The move marks the first significant effort by the Trump administration to chip away at the student aid office, one of the core functions of the Education Department, as it tries to dismantle the agency. The change took effect immediately.
Democratic lawmakers and student advocates fear the move will create further confusion for borrowers at a time when the student loan landscape is rapidly changing. They also worry that defaulted borrowers, who need the most support, will be forced to navigate a new process without any of the Education Department’s expertise.
The Trump administration argues that Treasury, which disburses funds for federal student loans and seizes tax refunds for past-due debts, is best suited to manage the collection of defaulted student loans. And partnering with the agency could go a long way to improving the collections system at a time when nearly 25 percent of federal student loan borrowers are in default.
“Americans know that the Department of Education has failed to effectively manage and deliver these critical programs,” Education Secretary Linda McMahon said Thursday in a statement. “By leveraging Treasury’s world-renowned expertise in finance and economic policy, we are confident that American students, borrowers, and taxpayers will finally have functioning programs after decades of mismanagement.”
McMahon wants to shake up the department’s role in managing the $1.7 trillion student loan portfolio, arguing that the agency was never designed to run the equivalent of the fifth-largest commercial bank in the country.
The Education Department has signed an interagency agreement that immediately makes Treasury responsible for Federal Student Aid’s Default Resolution Group, which operates a collection platform that serves nearly 6 million borrowers who owe more than $120 billion.

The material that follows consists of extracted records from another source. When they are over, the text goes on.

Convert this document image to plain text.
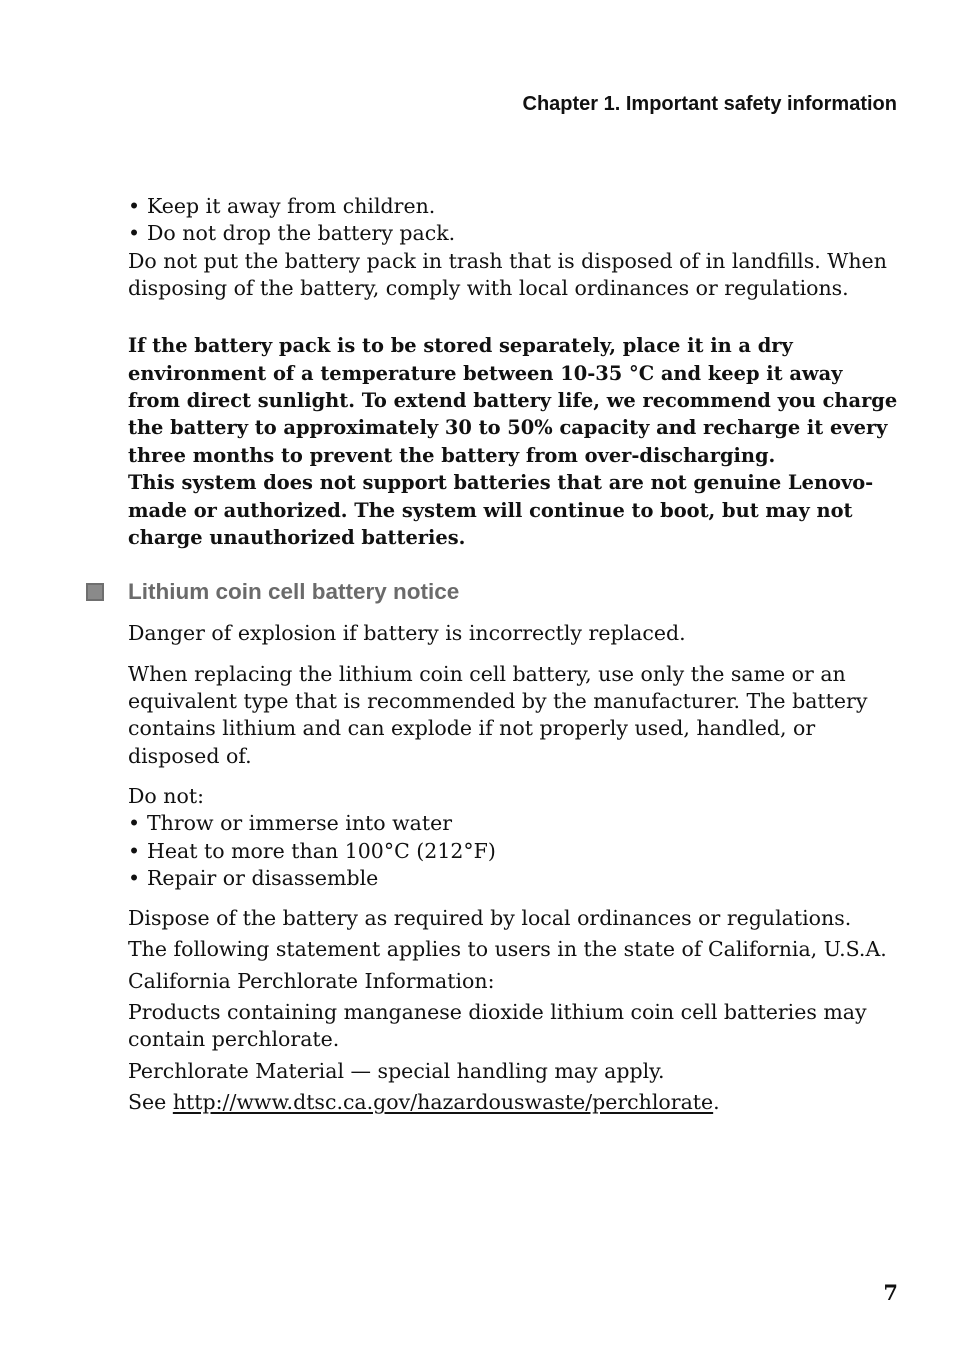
Chapter 1. Important safety information
• Keep it away from children.
• Do not drop the battery pack.

Do not put the battery pack in trash that is disposed of in landfills. When disposing of the battery, comply with local ordinances or regulations.

If the battery pack is to be stored separately, place it in a dry environment of a temperature between 10-35 °C and keep it away from direct sunlight. To extend battery life, we recommend you charge the battery to approximately 30 to 50% capacity and recharge it every three months to prevent the battery from over-discharging.

This system does not support batteries that are not genuine Lenovo-made or authorized. The system will continue to boot, but may not charge unauthorized batteries.

Lithium coin cell battery notice

Danger of explosion if battery is incorrectly replaced.

When replacing the lithium coin cell battery, use only the same or an equivalent type that is recommended by the manufacturer. The battery contains lithium and can explode if not properly used, handled, or disposed of.

Do not:

• Throw or immerse into water
• Heat to more than 100°C (212°F)
• Repair or disassemble

Dispose of the battery as required by local ordinances or regulations.

The following statement applies to users in the state of California, U.S.A.

California Perchlorate Information:

Products containing manganese dioxide lithium coin cell batteries may contain perchlorate.

Perchlorate Material — special handling may apply.

See http://www.dtsc.ca.gov/hazardouswaste/perchlorate.

7
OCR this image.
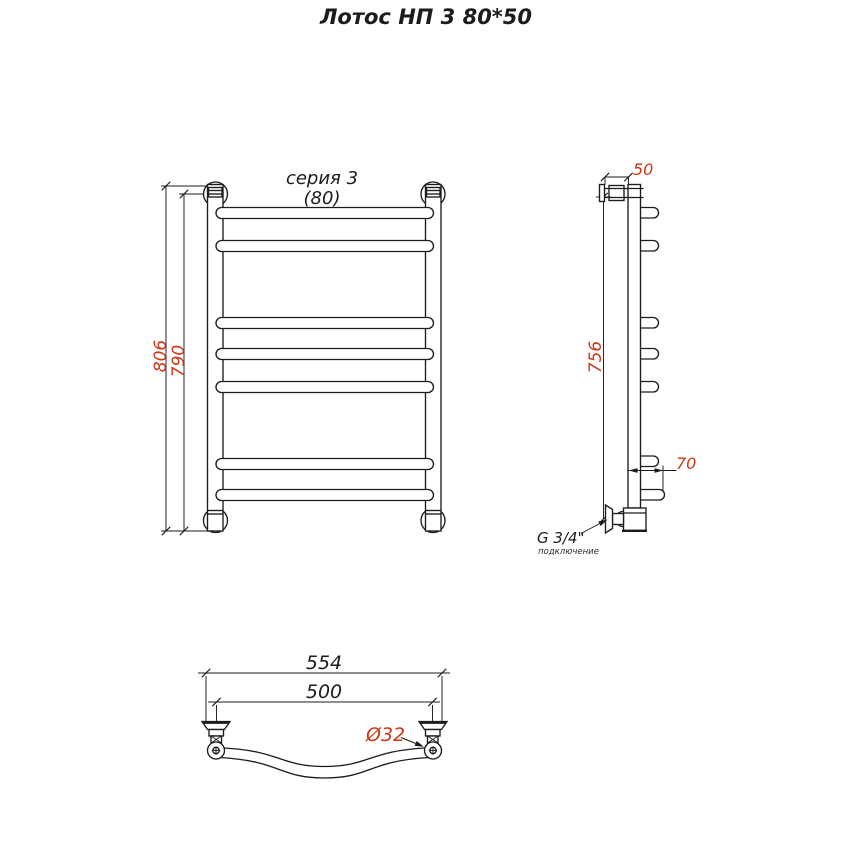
Лотос НП 3 80*50
серия 3
(80)
806
790
50
756
70
G 3/4"
подключение
554
500
Ø32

In subsequent phases, Treasury will also assist in the collection of student loans that are in good standing and in the administration of the federal financial aid form. There is no timeline in the agreement for these phases.
By maintaining a role in the arrangement, the Education Department is carefully sidestepping federal law that requires many student aid programs to be housed at the agency.

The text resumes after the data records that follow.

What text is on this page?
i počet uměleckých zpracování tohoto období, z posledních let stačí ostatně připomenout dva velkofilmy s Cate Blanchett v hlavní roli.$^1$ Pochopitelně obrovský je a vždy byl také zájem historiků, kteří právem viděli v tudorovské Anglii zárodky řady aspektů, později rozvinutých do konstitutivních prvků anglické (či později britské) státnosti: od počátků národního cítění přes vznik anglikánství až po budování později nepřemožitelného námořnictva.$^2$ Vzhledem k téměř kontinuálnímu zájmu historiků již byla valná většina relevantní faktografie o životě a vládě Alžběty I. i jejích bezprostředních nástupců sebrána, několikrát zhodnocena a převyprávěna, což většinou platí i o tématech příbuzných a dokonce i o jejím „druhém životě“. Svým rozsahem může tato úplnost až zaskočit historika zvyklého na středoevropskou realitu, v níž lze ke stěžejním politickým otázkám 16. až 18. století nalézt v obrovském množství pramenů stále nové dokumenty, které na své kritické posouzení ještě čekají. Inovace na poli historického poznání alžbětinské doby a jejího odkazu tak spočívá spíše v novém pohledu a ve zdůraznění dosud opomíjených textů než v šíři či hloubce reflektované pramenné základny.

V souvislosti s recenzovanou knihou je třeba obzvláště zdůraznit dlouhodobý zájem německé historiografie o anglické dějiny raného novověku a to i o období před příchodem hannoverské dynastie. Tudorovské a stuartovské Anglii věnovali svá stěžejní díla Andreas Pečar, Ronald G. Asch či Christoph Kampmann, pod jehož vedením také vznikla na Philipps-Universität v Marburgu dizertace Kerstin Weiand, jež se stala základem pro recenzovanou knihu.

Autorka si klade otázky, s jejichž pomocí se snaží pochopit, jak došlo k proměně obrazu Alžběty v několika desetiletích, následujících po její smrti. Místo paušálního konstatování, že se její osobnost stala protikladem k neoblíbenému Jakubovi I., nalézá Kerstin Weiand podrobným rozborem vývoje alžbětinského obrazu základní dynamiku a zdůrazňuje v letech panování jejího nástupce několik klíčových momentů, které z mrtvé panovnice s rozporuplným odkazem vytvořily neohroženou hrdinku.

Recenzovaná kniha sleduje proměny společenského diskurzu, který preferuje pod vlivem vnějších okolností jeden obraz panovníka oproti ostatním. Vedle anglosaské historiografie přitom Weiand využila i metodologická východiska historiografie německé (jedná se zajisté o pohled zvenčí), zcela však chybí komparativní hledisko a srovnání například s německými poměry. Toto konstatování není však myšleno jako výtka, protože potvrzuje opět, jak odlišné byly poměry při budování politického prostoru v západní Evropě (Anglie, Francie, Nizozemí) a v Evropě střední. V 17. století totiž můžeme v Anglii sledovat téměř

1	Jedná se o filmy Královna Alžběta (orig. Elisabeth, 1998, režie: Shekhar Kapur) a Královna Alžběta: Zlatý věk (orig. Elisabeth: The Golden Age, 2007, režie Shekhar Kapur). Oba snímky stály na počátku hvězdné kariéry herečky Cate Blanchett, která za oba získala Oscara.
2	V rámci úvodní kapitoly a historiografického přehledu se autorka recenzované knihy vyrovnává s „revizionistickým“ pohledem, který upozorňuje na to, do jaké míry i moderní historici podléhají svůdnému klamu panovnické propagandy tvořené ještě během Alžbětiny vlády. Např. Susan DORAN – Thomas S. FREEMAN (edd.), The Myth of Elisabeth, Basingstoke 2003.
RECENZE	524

The Trump administration has routinely used interagency agreements to outsource functions of the department since President Donald Trump signed an executive order last year seeking its elimination. The order directed McMahon to work with Congress to dismantle the agency, but lawmakers have not taken Trump’s request under serious consideration, because legislation would need to clear the Senate, where Democrats are unlikely to offer support.
The department is contending with millions of borrowers falling behind on their student loan payments and millions of others trying to navigate a repayment system thrown into disarray by several lawsuits to end a Biden-era repayment plan. McMahon and her supporters largely blame the Biden administration for the state of the student loan program, but many higher education experts say the problems run deep and span many administrations.

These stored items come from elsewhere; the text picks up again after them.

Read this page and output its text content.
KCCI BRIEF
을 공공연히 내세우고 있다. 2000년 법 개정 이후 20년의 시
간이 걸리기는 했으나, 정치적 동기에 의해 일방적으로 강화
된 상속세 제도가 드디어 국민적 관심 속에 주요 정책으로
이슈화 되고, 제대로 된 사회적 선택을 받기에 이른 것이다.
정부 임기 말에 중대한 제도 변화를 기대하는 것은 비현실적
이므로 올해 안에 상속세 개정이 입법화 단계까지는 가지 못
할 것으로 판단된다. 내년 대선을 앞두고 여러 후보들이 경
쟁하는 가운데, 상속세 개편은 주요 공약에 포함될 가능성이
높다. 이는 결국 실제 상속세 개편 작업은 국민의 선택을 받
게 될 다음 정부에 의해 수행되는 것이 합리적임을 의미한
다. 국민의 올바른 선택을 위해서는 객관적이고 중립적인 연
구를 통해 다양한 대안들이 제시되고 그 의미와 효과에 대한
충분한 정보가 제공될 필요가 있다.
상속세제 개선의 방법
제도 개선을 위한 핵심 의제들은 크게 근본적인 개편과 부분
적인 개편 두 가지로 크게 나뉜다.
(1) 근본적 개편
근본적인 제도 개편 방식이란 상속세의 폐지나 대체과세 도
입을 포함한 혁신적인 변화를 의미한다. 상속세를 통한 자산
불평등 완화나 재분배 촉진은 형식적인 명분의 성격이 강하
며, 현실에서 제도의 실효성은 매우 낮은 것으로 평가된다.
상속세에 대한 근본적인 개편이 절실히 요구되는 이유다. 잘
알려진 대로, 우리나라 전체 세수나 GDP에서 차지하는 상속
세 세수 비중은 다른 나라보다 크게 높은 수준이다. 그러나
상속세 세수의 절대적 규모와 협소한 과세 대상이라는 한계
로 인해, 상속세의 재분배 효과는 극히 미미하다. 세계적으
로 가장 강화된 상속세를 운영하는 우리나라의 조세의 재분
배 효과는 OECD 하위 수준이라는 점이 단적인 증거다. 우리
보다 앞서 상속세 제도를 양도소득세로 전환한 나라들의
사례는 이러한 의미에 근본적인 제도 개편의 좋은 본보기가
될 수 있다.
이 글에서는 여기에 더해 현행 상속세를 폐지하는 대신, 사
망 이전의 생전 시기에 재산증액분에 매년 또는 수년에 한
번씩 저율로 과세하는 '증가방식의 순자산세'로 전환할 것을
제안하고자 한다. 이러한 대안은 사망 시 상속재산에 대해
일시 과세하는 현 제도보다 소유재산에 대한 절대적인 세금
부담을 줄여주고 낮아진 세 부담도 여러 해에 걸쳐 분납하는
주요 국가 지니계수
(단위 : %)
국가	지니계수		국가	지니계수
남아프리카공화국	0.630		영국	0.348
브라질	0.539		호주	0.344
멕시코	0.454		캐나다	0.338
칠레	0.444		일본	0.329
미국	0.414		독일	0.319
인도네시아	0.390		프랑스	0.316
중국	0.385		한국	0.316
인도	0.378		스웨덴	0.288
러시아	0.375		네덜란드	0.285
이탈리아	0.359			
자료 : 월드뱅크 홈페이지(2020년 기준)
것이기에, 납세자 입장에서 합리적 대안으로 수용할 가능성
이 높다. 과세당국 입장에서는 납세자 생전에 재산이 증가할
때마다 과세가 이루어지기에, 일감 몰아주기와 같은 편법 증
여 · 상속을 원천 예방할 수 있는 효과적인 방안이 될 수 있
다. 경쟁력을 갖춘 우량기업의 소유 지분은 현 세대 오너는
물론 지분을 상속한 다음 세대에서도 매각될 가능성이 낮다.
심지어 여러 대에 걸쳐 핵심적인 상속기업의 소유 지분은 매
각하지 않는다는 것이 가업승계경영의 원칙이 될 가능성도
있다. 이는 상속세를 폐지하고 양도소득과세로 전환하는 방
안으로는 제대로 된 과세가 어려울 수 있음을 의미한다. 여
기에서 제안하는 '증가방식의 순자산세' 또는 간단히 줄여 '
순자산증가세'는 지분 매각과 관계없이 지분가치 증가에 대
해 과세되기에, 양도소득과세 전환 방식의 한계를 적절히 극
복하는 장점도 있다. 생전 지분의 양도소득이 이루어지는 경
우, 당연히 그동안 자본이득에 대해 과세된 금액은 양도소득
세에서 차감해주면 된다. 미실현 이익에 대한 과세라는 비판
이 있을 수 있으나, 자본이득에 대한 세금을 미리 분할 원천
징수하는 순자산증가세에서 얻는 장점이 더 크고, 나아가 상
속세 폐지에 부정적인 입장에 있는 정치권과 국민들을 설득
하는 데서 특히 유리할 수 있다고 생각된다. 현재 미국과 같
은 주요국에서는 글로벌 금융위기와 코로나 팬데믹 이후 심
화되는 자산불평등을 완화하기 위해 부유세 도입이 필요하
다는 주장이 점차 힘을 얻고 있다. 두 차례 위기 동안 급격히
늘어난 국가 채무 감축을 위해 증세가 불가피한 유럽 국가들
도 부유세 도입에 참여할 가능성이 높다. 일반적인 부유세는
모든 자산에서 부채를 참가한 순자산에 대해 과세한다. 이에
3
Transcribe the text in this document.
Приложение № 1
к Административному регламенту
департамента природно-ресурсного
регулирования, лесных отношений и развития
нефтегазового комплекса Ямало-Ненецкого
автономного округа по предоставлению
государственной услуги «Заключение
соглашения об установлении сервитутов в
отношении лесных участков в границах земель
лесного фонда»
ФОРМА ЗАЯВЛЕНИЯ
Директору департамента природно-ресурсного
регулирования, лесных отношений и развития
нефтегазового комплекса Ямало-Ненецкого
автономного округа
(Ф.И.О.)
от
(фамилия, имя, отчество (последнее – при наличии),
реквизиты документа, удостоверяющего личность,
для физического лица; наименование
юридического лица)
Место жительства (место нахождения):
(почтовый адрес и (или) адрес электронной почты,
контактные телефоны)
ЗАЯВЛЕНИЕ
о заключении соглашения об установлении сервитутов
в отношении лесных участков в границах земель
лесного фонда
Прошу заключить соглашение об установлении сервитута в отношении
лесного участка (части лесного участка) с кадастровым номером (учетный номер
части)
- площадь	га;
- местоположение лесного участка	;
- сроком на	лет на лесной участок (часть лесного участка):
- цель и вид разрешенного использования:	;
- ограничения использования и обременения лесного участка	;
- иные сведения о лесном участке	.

In the coming months, student loan repayment will undergo a significant transformation as the Education Department implements a new repayment plan and rehabilitation opportunity for defaulted borrowers, features of the One Big Beautiful Bill that Trump signed into law in July. The Education Department said the arrangement with Treasury will support those efforts, but student advocates worry the agreement will only sow more confusion.
“This isn’t efficiency — Secretary McMahon is creating confusion, eroding public trust, and harming students and families,” said Rachel Gittleman, president of American Federation of Government Employees Local 252, which represents Education Department workers.
“This is an insult to the nearly 43 million Americans with federal student loan debt and to the taxpayers who depend on federal oversight to prevent waste, fraud and abuse,” Gittleman said.